Harrison is practicing the ancient art of making an arrow. "I do a lot of research, a lot of reading books, and a lot of research online on the computer," he says.
What makes this craftwork so authentic is that Harrison uses the same natural materials, even the same primitive tools, to recreate his Native American weapons. He uses deer sinew from the animal's tendons to seal the point to the arrow's shaft
Harrison says, "It's about like wrapping steel around it, it will not break. It actually has a tensile strength stronger than steel. This also adds a lot of strength to the cane that you're using so it doesn't shatter as bad on impact."
Turkey feathers, also attached with strands of sinew, guide the arrow to its target.
A few hundred years ago, the woods around Franklinton were home to the Choctaw. And many of Harrison's designs come from that tribe of Native Americans. "It's kind of a dying art," he tells us.
When he was a child, Harrison lived in Mississippi near a Choctaw reservation. "A couple of the elders there… they were nice enough to show me how to do this," he says.
For years, Harrison worked as a commercial electrician. When the economy turned bad, he was laid off. In between job hunting, he took up a hobby, making Indian crafts.
"So I was like enjoying them and I would just give them away as gifts," he says. "And then I started getting people who were offering me money. Well, things took a turn then and I started seeing the dollar signs."
Now, Harrison spends his evenings making bows and arrows, and in the morning he lists them on eBay. It's become his full time job, and full time passion.

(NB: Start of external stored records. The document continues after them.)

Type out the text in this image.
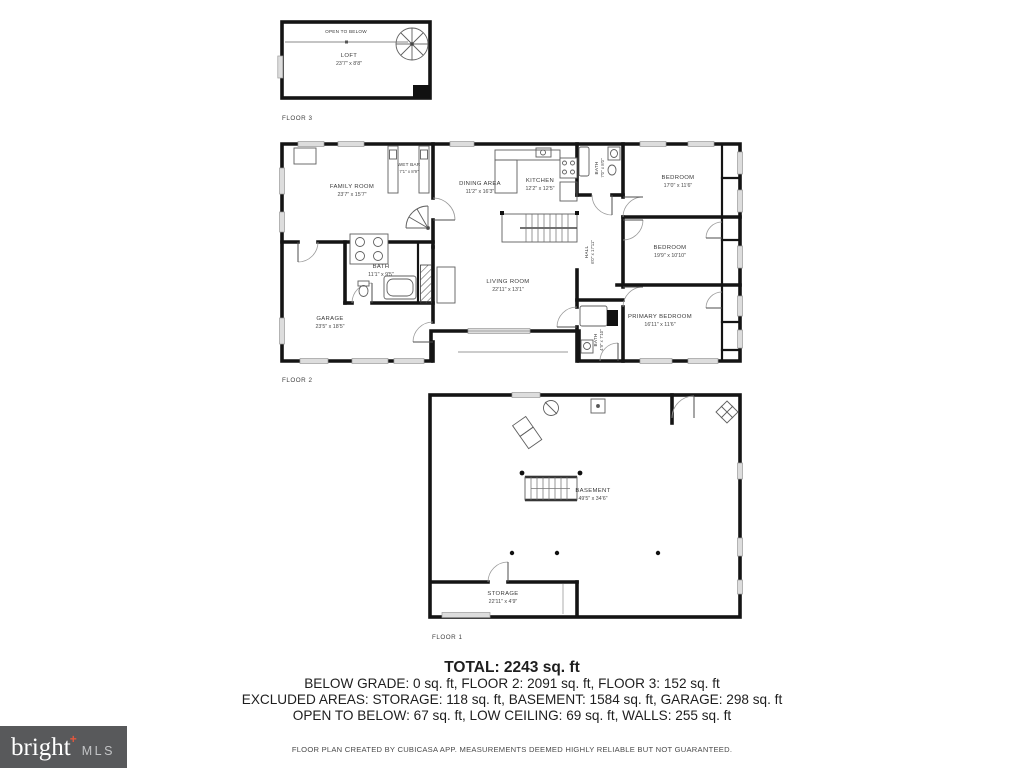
OPEN TO BELOW
LOFT
23'7" x 8'8"
FLOOR 3
FAMILY ROOM
23'7" x 15'7"
WET BAR
7'1" x 8'9"
DINING AREA
11'2" x 16'3"
KITCHEN
12'2" x 12'5"
BATH 7'0" x 8'0"
BEDROOM
17'0" x 11'6"
BEDROOM
19'9" x 10'10"
PRIMARY BEDROOM
16'11" x 11'6"
HALL 6'0" x 17'11"
LIVING ROOM
22'11" x 13'1"
BATH
11'1" x 9'5"
GARAGE
23'5" x 18'5"
BATH 4'9" x 7'10"
FLOOR 2
BASEMENT
49'5" x 34'6"
STORAGE
22'11" x 4'9"
FLOOR 1
TOTAL: 2243 sq. ft
BELOW GRADE: 0 sq. ft, FLOOR 2: 2091 sq. ft, FLOOR 3: 152 sq. ft
EXCLUDED AREAS: STORAGE: 118 sq. ft, BASEMENT: 1584 sq. ft, GARAGE: 298 sq. ft
OPEN TO BELOW: 67 sq. ft, LOW CEILING: 69 sq. ft, WALLS: 255 sq. ft
FLOOR PLAN CREATED BY CUBICASA APP. MEASUREMENTS DEEMED HIGHLY RELIABLE BUT NOT GUARANTEED.
bright +
MLS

He says, "I'm almost 42 years old and I can tell you I have just now discovered what I want to do with my life."
His bows start with a tree branch – and within a couple of days, they're ready for sale. But if a customer requests that he use authentic tools, the process of making a single bow can take several weeks.
Harrison says, "I've often wondered if somewhere down the line I've got some Native American in my blood."
With his attention to authenticity, Harrison is rekindling interest in this area's oldest culture.
Depending on the design, Harrison sells his bows for about $300. But one that is created using authentic stone tools will cost significantly more.